Tsavorite is grossular garnet, not beryl. Emerald (Panna) in Jyotish specifically requires natural beryl coloured by chromium or vanadium. Tsavorite is a different mineral species entirely. Most Jyotish practitioners do not accept tsavorite as a substitute for emerald regardless of colour similarity, because the species requirement is mineralogical, not chromatic. If your practitioner specifies emerald (Panna), you need natural beryl, not garnet. Confirm with your specific practitioner before purchasing.

Why does demantoid show more fire than diamond?

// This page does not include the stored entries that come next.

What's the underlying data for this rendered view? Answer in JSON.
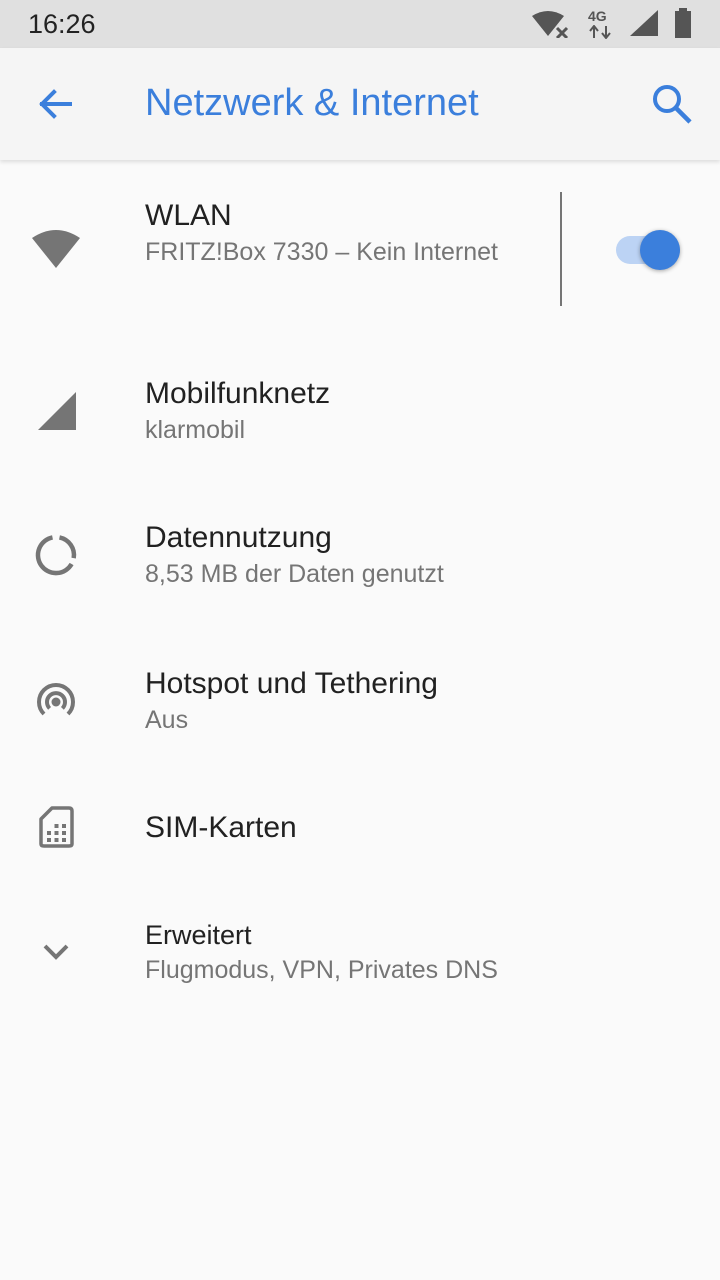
{
  "status_bar": {
    "time": "16:26",
    "network_type": "4G",
    "icons": [
      "wifi-no-internet-icon",
      "mobile-data-4g-icon",
      "cell-signal-icon",
      "battery-icon"
    ]
  },
  "app_bar": {
    "title": "Netzwerk & Internet",
    "back_icon": "arrow-back-icon",
    "search_icon": "search-icon"
  },
  "settings": [
    {
      "title": "WLAN",
      "summary": "FRITZ!Box 7330 – Kein Internet",
      "icon": "wifi-icon",
      "toggle_on": true
    },
    {
      "title": "Mobilfunknetz",
      "summary": "klarmobil",
      "icon": "cell-signal-icon"
    },
    {
      "title": "Datennutzung",
      "summary": "8,53 MB der Daten genutzt",
      "icon": "data-usage-icon"
    },
    {
      "title": "Hotspot und Tethering",
      "summary": "Aus",
      "icon": "hotspot-icon"
    },
    {
      "title": "SIM-Karten",
      "summary": "",
      "icon": "sim-card-icon"
    },
    {
      "title": "Erweitert",
      "summary": "Flugmodus, VPN, Privates DNS",
      "icon": "chevron-down-icon"
    }
  ],
  "colors": {
    "accent": "#3b7fdc",
    "status_bar_bg": "#e0e0e0",
    "app_bar_bg": "#f5f5f5",
    "background": "#fafafa",
    "primary_text": "#212121",
    "secondary_text": "#757575",
    "icon": "#757575"
  }
}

Dispersion is measured as the difference in refractive index between red light and violet light passing through a gemstone. A higher dispersion value means the stone separates white light into its spectral components more dramatically. Demantoid's dispersion is 0.057; diamond's is 0.044. Demantoid therefore separates white light into spectral colours more strongly than diamond does. However, diamond has a higher refractive index (2.42 vs demantoid's approximately 1.89), which produces greater total internal reflection and overall brilliance. The practical result: demantoid shows more rainbow-fire per unit of incident light, but diamond appears more brilliant overall. They are different optical experiences.

Sources cited in this article

  • GIA Gem Reference Guide. (2006). Gemological Institute of America. (pp. 38-45)
  • Wise, R.W. (2016). Secrets of the Gem Trade (2nd ed.). Brunswick House Press. (pp. 263-290)
  • GIA Colored Stone identification. gia.edu.
  • Behari, B. (1991). Gems and Astrology. Sagar Publications, New Delhi.